The Group A_4 as a Split Extension.

[quantumdude]

Homework Statement

Let H be all the elements of the alternating group A_4 of exponent 2. Show that A_4 is a split extension of H by \mathbb{Z}_3.

Homework Equations

None.

The Attempt at a Solution

I have already shown that H is normal in A_4. I also have the proof of the following proposition:

Let H and K be groups whose orders are relatively prime and let f:G \rightarrow K be an extension of H by K. Then the extension splits iff G has a subgroup of order |K|.

Let H=H (as defined in the problem statement), let K=\mathbb{Z}_3, and let G=A_4. Then certainly the orders of H and K are relatively prime. Also, A_4 certainly has a subgroup of order 3. Just take the identity, a product of disjoint transpositions, and its inverse and you have a subgroup.
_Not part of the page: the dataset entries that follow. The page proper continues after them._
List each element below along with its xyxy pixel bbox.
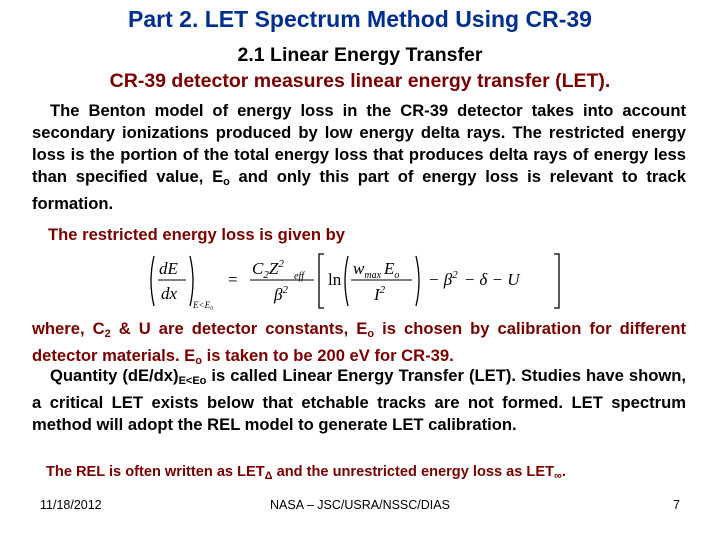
coef-z: Z bbox=[268, 259, 279, 278]
paragraph-benton-model bbox=[32, 100, 686, 215]
w-max: w bbox=[353, 259, 365, 278]
i-den: I bbox=[374, 285, 380, 304]
footer-organization: NASA – JSC/USRA/NSSC/DIAS bbox=[270, 498, 450, 512]
coef-beta-sup: 2 bbox=[282, 284, 288, 296]
ln-close-paren bbox=[416, 256, 419, 306]
e-o-sub: o bbox=[394, 270, 400, 281]
minus-delta-u: − δ − U bbox=[463, 270, 520, 289]
para5-b: and the unrestricted energy loss as LET bbox=[272, 464, 554, 480]
para5-a: The REL is often written as LET bbox=[46, 464, 265, 480]
paragraph-detector-constants bbox=[32, 318, 686, 372]
equals-sign: = bbox=[228, 270, 238, 289]
para1-text: The Benton model of energy loss in the CR-39 detector takes into account secondary ionizations produced by low energy delta rays. The restricted energy loss is the portion of the total energy loss that produces delta rays of energy less than specified value, E bbox=[32, 101, 686, 186]
para3-c-sub: o bbox=[195, 355, 202, 367]
svg-text:C2Z2 bbox=[252, 258, 284, 281]
para4-b: is called Linear Energy Transfer (LET). Studies have shown, a critical LET exists below that etchable tracks are not formed. LET spectrum method will adopt the REL model to generate LET calibration. bbox=[32, 366, 686, 434]
para5-a-sub: Δ bbox=[264, 470, 273, 482]
w-max-sub: max bbox=[364, 270, 382, 281]
i-den-sup: 2 bbox=[379, 284, 386, 296]
para1-sub: o bbox=[223, 176, 230, 188]
ln-label: ln bbox=[328, 270, 342, 289]
para3-d: is taken to be 200 eV for CR-39. bbox=[201, 346, 454, 365]
ln-open-paren bbox=[345, 256, 348, 306]
para3-b-sub: o bbox=[367, 328, 375, 340]
lhs-open-paren bbox=[151, 256, 154, 306]
para4-a-sub: E<Eo bbox=[178, 375, 207, 387]
restricted-energy-loss-equation bbox=[146, 252, 566, 310]
headline: CR-39 detector measures linear energy transfer (LET). bbox=[109, 70, 611, 92]
coef-c: C bbox=[252, 259, 264, 278]
para3-b: & U are detector constants, E bbox=[110, 319, 368, 338]
coef-c-sub: 2 bbox=[263, 269, 269, 281]
minus-beta-sup: 2 bbox=[452, 269, 458, 281]
para3-a-sub: 2 bbox=[104, 328, 111, 340]
footer-date: 11/18/2012 bbox=[40, 498, 102, 512]
e-o: E bbox=[384, 259, 395, 278]
minus-beta: − β bbox=[428, 270, 453, 289]
lhs-denominator: dx bbox=[161, 284, 178, 303]
paragraph-let-definition bbox=[32, 365, 686, 436]
lhs-close-paren bbox=[190, 256, 193, 306]
para3-a: where, C bbox=[32, 319, 105, 338]
para5-c: . bbox=[561, 464, 566, 480]
svg-text:β2 bbox=[273, 284, 288, 304]
paragraph-restricted-loss: The restricted energy loss is given by bbox=[48, 225, 345, 244]
coef-beta: β bbox=[274, 285, 283, 304]
lhs-subscript: E<E₀ bbox=[193, 300, 214, 310]
svg-text:I2 bbox=[373, 284, 386, 304]
section-subtitle: 2.1 Linear Energy Transfer bbox=[237, 44, 483, 66]
svg-text:− β2− δ − U bbox=[428, 269, 521, 289]
coef-z-sup: 2 bbox=[278, 258, 284, 270]
lhs-numerator: dE bbox=[159, 259, 178, 278]
para4-a: Quantity (dE/dx) bbox=[50, 366, 179, 385]
slide-title: Part 2. LET Spectrum Method Using CR-39 bbox=[128, 6, 592, 32]
svg-text:wmaxEo bbox=[353, 259, 399, 281]
close-bracket bbox=[554, 254, 559, 308]
footer-page-number: 7 bbox=[673, 498, 680, 512]
para3-c: is chosen by calibration for different detector materials. E bbox=[32, 319, 686, 365]
open-bracket bbox=[319, 254, 324, 308]
coef-z-sub: eff bbox=[294, 271, 304, 282]
paragraph-rel-notation bbox=[46, 461, 706, 487]
para5-b-sub: ∞ bbox=[554, 470, 562, 482]
para1-tail: and only this part of energy loss is relevant to track formation. bbox=[32, 167, 686, 213]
So referring back to the definition of an extension, I've reduced the problem to finding a surjective homomorphism f: A_4 \rightarrow \mathbb{Z}_3 with \ker(f)=H.
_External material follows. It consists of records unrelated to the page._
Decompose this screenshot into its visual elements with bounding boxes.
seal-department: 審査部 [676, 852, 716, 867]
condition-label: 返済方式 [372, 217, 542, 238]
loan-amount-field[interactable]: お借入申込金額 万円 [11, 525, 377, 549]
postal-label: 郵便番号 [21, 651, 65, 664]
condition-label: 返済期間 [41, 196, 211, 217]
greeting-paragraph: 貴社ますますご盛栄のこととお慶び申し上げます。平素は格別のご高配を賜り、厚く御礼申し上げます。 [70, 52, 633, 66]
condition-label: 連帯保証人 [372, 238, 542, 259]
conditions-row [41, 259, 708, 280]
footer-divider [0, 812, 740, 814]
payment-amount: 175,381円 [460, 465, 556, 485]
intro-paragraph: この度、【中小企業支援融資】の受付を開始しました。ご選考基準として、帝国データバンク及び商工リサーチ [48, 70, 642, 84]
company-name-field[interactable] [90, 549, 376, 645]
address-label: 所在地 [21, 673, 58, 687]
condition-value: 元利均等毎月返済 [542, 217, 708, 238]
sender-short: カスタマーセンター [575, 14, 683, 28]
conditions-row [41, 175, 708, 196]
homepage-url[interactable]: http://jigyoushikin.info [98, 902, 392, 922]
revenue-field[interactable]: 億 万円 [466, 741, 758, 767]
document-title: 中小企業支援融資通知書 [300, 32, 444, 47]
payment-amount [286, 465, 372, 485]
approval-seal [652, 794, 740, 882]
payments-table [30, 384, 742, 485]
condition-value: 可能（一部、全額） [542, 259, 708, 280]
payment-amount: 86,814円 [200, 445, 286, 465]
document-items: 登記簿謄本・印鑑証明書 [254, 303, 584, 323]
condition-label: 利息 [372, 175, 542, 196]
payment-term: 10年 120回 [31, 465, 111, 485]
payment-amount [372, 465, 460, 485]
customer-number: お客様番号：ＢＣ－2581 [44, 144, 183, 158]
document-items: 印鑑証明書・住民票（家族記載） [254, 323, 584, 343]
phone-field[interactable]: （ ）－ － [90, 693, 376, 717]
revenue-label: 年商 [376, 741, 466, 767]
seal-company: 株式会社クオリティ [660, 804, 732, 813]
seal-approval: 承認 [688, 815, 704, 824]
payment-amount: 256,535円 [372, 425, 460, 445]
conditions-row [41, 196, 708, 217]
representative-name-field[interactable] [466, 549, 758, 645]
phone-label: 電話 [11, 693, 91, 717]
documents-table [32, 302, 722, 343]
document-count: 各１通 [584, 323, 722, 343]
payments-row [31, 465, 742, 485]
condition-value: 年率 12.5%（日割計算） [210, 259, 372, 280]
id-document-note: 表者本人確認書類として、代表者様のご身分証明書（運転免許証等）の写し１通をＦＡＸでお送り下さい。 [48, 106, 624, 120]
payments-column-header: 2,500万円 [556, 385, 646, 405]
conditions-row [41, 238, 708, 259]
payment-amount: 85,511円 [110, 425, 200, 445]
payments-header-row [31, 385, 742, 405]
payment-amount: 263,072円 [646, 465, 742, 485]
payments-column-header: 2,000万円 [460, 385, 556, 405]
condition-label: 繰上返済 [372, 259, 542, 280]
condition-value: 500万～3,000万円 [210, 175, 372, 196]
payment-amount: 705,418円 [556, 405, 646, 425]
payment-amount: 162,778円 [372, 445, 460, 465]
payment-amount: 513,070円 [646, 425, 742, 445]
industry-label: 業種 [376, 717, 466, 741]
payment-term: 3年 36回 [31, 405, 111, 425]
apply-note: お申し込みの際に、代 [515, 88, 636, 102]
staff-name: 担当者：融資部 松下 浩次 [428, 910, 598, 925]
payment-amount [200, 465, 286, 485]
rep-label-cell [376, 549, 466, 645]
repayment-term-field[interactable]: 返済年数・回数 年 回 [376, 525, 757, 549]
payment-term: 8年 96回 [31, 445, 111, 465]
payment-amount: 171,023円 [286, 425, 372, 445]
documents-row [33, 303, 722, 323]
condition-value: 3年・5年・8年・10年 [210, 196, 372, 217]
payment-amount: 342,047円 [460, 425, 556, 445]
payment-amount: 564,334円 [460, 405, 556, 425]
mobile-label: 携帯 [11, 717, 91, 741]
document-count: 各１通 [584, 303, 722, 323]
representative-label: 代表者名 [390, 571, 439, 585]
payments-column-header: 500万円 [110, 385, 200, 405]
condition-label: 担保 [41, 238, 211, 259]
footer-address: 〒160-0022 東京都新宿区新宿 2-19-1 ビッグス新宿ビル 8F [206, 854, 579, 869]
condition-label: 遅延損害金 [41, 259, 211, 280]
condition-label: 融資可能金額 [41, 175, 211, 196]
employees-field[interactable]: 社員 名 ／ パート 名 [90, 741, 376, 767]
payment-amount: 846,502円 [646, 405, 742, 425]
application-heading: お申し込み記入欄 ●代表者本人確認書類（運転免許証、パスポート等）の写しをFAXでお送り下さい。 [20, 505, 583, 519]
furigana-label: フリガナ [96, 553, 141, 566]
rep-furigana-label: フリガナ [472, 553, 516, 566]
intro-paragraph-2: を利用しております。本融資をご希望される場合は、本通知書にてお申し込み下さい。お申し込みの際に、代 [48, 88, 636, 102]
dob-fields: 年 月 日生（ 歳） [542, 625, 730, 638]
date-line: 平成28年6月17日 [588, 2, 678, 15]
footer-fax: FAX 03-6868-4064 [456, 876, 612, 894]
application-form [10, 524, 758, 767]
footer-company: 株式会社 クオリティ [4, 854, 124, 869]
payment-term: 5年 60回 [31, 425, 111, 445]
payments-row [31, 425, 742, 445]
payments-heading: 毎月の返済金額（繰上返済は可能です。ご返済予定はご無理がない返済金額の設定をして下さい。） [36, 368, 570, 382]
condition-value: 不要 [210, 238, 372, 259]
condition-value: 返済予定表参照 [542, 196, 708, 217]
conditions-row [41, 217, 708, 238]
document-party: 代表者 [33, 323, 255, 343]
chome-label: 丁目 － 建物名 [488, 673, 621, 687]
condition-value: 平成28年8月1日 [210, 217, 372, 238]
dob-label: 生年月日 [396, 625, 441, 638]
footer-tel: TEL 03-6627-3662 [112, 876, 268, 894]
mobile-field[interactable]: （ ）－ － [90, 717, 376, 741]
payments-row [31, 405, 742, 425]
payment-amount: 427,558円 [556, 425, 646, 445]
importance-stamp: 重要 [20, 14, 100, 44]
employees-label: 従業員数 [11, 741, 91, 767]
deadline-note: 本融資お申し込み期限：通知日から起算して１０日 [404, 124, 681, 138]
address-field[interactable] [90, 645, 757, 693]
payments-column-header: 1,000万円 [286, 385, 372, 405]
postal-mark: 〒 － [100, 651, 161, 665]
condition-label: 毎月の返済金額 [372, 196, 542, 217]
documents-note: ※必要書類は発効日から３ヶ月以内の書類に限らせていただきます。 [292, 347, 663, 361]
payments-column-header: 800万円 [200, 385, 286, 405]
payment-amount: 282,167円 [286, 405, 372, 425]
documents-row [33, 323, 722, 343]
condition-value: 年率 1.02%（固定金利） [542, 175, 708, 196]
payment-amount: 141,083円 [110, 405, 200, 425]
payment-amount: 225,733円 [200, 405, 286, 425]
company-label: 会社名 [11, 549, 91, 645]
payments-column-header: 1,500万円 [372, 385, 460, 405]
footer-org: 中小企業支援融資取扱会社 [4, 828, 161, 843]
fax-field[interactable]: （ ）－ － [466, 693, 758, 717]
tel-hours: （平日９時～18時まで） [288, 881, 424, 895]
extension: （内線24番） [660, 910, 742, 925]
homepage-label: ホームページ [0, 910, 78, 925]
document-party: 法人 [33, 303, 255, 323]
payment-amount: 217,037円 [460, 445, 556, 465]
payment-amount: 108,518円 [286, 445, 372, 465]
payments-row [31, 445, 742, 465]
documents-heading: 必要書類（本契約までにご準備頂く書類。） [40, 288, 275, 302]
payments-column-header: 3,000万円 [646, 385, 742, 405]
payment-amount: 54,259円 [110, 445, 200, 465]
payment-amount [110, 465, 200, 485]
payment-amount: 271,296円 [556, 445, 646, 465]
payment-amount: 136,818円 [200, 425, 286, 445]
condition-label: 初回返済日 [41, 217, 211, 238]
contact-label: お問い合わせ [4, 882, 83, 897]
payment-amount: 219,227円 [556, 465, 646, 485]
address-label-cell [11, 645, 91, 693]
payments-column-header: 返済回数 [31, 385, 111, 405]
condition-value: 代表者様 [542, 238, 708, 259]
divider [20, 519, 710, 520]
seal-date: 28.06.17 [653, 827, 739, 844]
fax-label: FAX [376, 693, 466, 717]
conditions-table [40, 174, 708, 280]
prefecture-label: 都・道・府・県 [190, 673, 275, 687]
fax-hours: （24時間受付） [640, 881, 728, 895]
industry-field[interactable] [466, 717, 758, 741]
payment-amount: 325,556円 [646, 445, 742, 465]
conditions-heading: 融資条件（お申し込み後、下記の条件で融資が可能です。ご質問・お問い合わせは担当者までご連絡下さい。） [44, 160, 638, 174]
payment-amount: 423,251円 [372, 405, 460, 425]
Now I'm stuck. I know I need the homomorphism to map all 4 elements of H to 0 in \mathbb{Z}_3. But there doesn't seem to be enough variety in the remaining elements of A_4 for me to decide which of them should be mapped to 1 and which should be mapped to 2.

Little help?

 

[StatusX]

It doesn't matter, there's an automorphism of Z_3 taking 1 to 2. Remember the map is constant on cosets of H.

 

[quantumdude]

Good grief, I can't believe I didn't notice that.

Thank you.

 

[quantumdude]

I finished the problem. In case anyone's interested, here's the rest of the solution. Not being a mathematical genius, I had to write out the multiplication table for the elements of A_4 that are not in H. I noticed that there were two distinct equivalence classes of elements, that when multiplied by each other give an element of H and when multiplied by an element of the other class given an element of A_4 not in H. So I arbitrarily chose to send one class to 1 and the other to 2 (in \mathbb{Z}_3, that is).

Elements going to 1:
(1 2 3)
(1 4 2)
(1 3 4)
(2 4 3)

Elements going to 2:
(1 3 2)
(1 2 4)
(1 4 3)
(2 3 4)

Clearly, f defined in this way is a surjective homomorphism from A_4 to \mathbb{Z}_3 whose kernel is H. And now that I'm done, I see that I have an even slicker proof that H is normal in A_4, since it is the kernel of a homomorphism out of A_4. I rule.

 

[quantumdude]

I caught a mistake in the opening post.

Also, A_4 certainly has a subgroup of order 3. Just take the identity, a product of disjoint transpositions, and its inverse and you have a subgroup.

That doesn't give a subgroup at all. To get the desired subgroup of order 3 you have to take the identity, a 3 cycle, and its inverse.

OK, I think I'm finally done with this. :zzz: